The market has closed flat. Picture: Lincoln Baker/The West Australian.
The market has closed flat. Picture: Lincoln Baker/The West Australian.

The upbeat G20 finance ministers outlook and commitment to spend $US2 trillion over five years to support growth did little to inspire investors as Chinese credit market jitters almost ended the Australian sharemarket’s winning streak.

The S&P/ASX 200 index climbed 0.4 per cent to within one points of its near six-year high but dropped back to close 1.5 points, or 0.03 per cent, up at 5440.2 after Chinese stocks tumbled again.

Pouring cold water on the G20 statement, Melbourne Business School associate professor Mark Crosby said on the “difficult question of concrete action”, the statement was silent.

“If additional growth is possible, why haven’t policy makers been able to implement changes to achieve it,” he said.
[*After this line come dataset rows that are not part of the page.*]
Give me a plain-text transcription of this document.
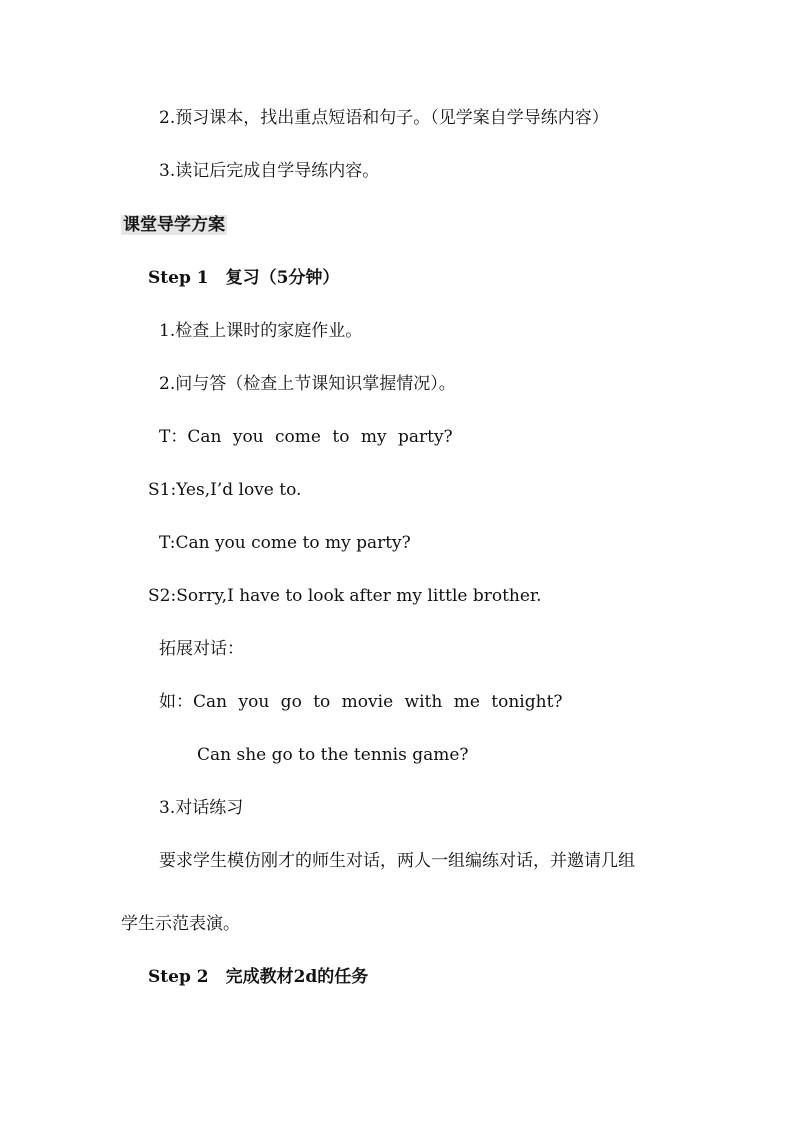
2.预习课本，找出重点短语和句子。（见学案自学导练内容）
3.读记后完成自学导练内容。
课堂导学方案
Step 1　复习（5分钟）
1.检查上课时的家庭作业。
2.问与答（检查上节课知识掌握情况）。
T：Can you come to my party?
S1:Yes,I’d love to.
T:Can you come to my party?
S2:Sorry,I have to look after my little brother.
拓展对话：
如：Can you go to movie with me tonight?
Can she go to the tennis game?
3.对话练习
要求学生模仿刚才的师生对话，两人一组编练对话，并邀请几组
学生示范表演。
Step 2　完成教材2d的任务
The Shanghai composite index was off 2 per cent at the close of the ASX as property stocks dived on concerns major banks were curbing lending to the sector as part of the government’s rebalancing plans.
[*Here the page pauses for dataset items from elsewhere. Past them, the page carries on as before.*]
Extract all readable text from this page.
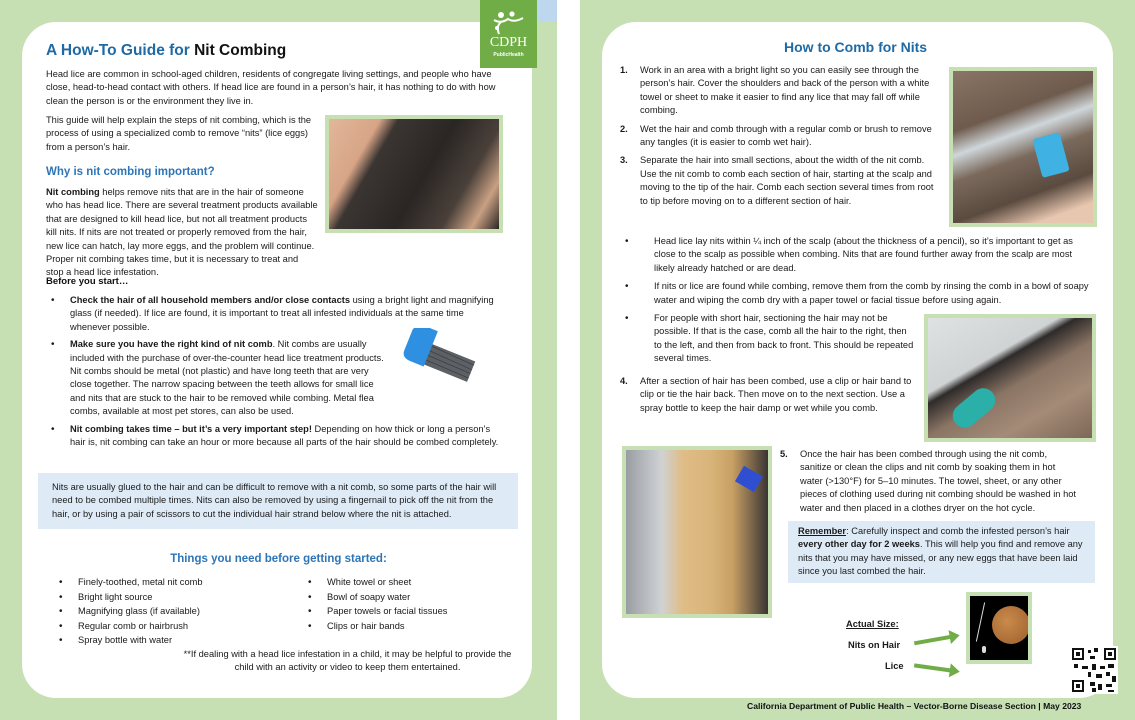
CDPH
PublicHealth
A How-To Guide for Nit Combing
Head lice are common in school-aged children, residents of congregate living settings, and people who have close, head-to-head contact with others. If head lice are found in a person’s hair, it has nothing to do with how clean the person is or the environment they live in.
This guide will help explain the steps of nit combing, which is the process of using a specialized comb to remove “nits” (lice eggs) from a person’s hair.
Why is nit combing important?
Nit combing helps remove nits that are in the hair of someone who has head lice. There are several treatment products available that are designed to kill head lice, but not all treatment products kill nits. If nits are not treated or properly removed from the hair, new lice can hatch, lay more eggs, and the problem will continue. Proper nit combing takes time, but it is necessary to treat and stop a head lice infestation.
Before you start…
• Check the hair of all household members and/or close contacts using a bright light and magnifying glass (if needed). If lice are found, it is important to treat all infested individuals at the same time whenever possible.
• Make sure you have the right kind of nit comb. Nit combs are usually included with the purchase of over-the-counter head lice treatment products. Nit combs should be metal (not plastic) and have long teeth that are very close together. The narrow spacing between the teeth allows for small lice and nits that are stuck to the hair to be removed while combing. Metal flea combs, available at most pet stores, can also be used.
• Nit combing takes time – but it’s a very important step! Depending on how thick or long a person’s hair is, nit combing can take an hour or more because all parts of the hair should be combed completely.
Nits are usually glued to the hair and can be difficult to remove with a nit comb, so some parts of the hair will need to be combed multiple times. Nits can also be removed by using a fingernail to pick off the nit from the hair, or by using a pair of scissors to cut the individual hair strand below where the nit is attached.
Things you need before getting started:
• Finely-toothed, metal nit comb
• Bright light source
• Magnifying glass (if available)
• Regular comb or hairbrush
• Spray bottle with water
• White towel or sheet
• Bowl of soapy water
• Paper towels or facial tissues
• Clips or hair bands
**If dealing with a head lice infestation in a child, it may be helpful to provide the child with an activity or video to keep them entertained.
How to Comb for Nits
1. Work in an area with a bright light so you can easily see through the person’s hair. Cover the shoulders and back of the person with a white towel or sheet to make it easier to find any lice that may fall off while combing.
2. Wet the hair and comb through with a regular comb or brush to remove any tangles (it is easier to comb wet hair).
3. Separate the hair into small sections, about the width of the nit comb. Use the nit comb to comb each section of hair, starting at the scalp and moving to the tip of the hair. Comb each section several times from root to tip before moving on to a different section of hair.
• Head lice lay nits within ¼ inch of the scalp (about the thickness of a pencil), so it’s important to get as close to the scalp as possible when combing. Nits that are found further away from the scalp are most likely already hatched or are dead.
• If nits or lice are found while combing, remove them from the comb by rinsing the comb in a bowl of soapy water and wiping the comb dry with a paper towel or facial tissue before using again.
• For people with short hair, sectioning the hair may not be possible. If that is the case, comb all the hair to the right, then to the left, and then from back to front. This should be repeated several times.
4. After a section of hair has been combed, use a clip or hair band to clip or tie the hair back. Then move on to the next section. Use a spray bottle to keep the hair damp or wet while you comb.
5. Once the hair has been combed through using the nit comb, sanitize or clean the clips and nit comb by soaking them in hot water (>130°F) for 5–10 minutes. The towel, sheet, or any other pieces of clothing used during nit combing should be washed in hot water and then placed in a clothes dryer on the hot cycle.
Remember: Carefully inspect and comb the infested person’s hair every other day for 2 weeks. This will help you find and remove any nits that you may have missed, or any new eggs that have been laid since you last combed the hair.
Actual Size:
Nits on Hair
Lice
California Department of Public Health – Vector-Borne Disease Section | May 2023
China’s Finance Minister Lou Jiwei downplayed yuan declines and the risks from shadow banking, but his soothing were not convincing coming hot on the feels of the release of the US Federal Reserve’s 2008 board meeting minutes which revealed Fed officials had little grasp of the systemic risks in the run-up to the GFC.
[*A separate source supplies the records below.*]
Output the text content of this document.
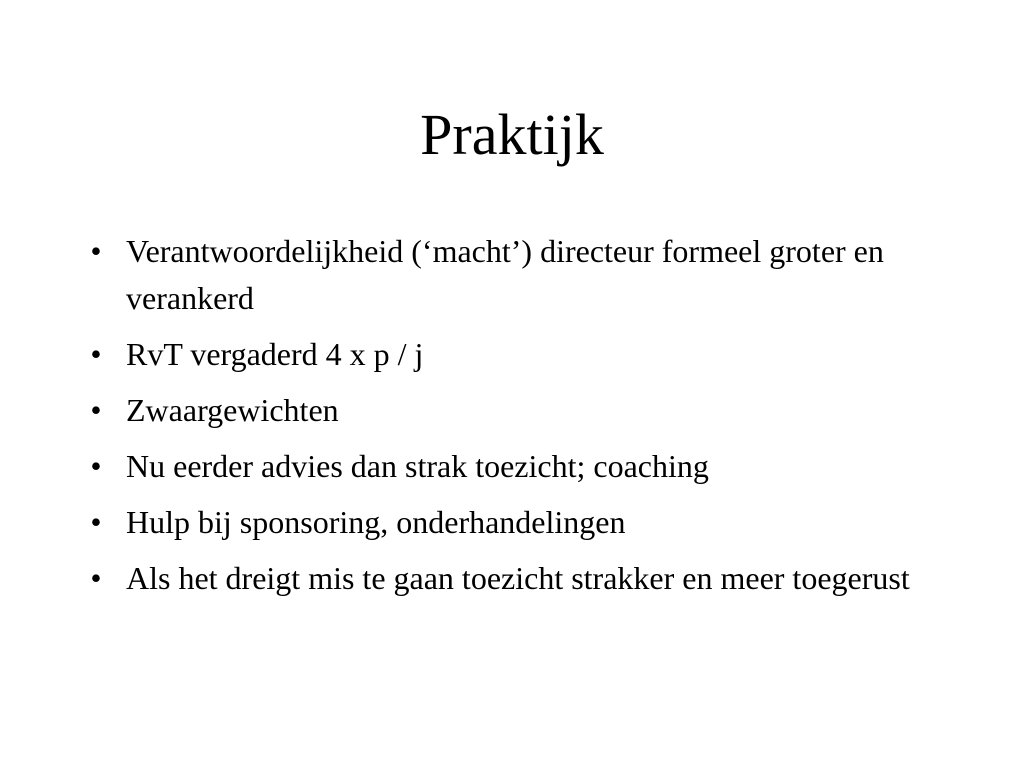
Praktijk
• Verantwoordelijkheid (‘macht’) directeur formeel groter en verankerd
• RvT vergaderd 4 x p / j
• Zwaargewichten
• Nu eerder advies dan strak toezicht; coaching
• Hulp bij sponsoring, onderhandelingen
• Als het dreigt mis te gaan toezicht strakker en meer toegerust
The dismissive attitude was reflected in metal prices as copper tumbled 1.4 per cent to $US7030 a tonne on concerns record Chinese stockpiles related to financing deals could be dumped into the market if falling prices and a weaker yuan triggered cascading margin calls.

Gold was steady at $US1321 an ounce, spot iron ore lost 0.4 per cent to $US122.40 on Friday and futures on Shanghai steel rebar used in construction tumbled 2 per cent.

The Australian dollar was at $US89.70¢ and Government 10-year yields slipped 4.9 points to 4.171 per cent.

In Tokyo the Nikkei index also reversed an opening gain and was trading 1.3 per cent down at the close of the ASX.

The market had been doing reasonably well in early trade despite major companies such as Telstra, Wesfarmers and Woodside Petroleum trading ex-dividend, IG market strategist Evan Lucas said.

But that momentum was lost in afternoon trading, after data was released showing a slump in China’s housing price index, he said.

The data drove down the Chinese share market and caused a reversal in direction among local iron ore suppliers such as BHP Billiton, Rio Tinto and Fortescue Metals.

"The Australian market as a whole has been dragged down by the China story, because there is also talk about possible more lending tightening and lending issues over in China,” Mr Lucas said.

"That, unfortunately, put a real dampener on the day."

BHP added 21 cents to $39.38, Rio Tinto dropped 68 cents to $69.55 and Fortescue Metals shed three cents to $5.99.

The banks were also mixed, with NAB losing 11 cents to $34.43, while CBA edged 18 cents higher to $75.36, ANZ added 18 to $32.00 and Westpac gained 26 cents to $33.57.

BlueScope Steel gained 43 cents to $6.30 after it returned to profitability thanks to improved performances from its North American, Asian and Australian businesses.

Oil refiner Caltex Australia gained 45 cents to $20.94 despite suffering a 28 per cent slide in its full year profit, partly due to the impact of the fall in the Australian dollar.

Mining services firm Boart Longyear dropped 6.5 cents, or 15.3 per cent, to 36 cents after it fell to a full year loss of $US620 million.

The broader All Ordinaries index was up 0.7 points, or 0.01 per cent, at 5450.1 points.

The March share price index futures contract was seven points higher at 5422 points, with 22,821 contracts traded.

National turnover was 1.7 billion securities worth $4.9 billion.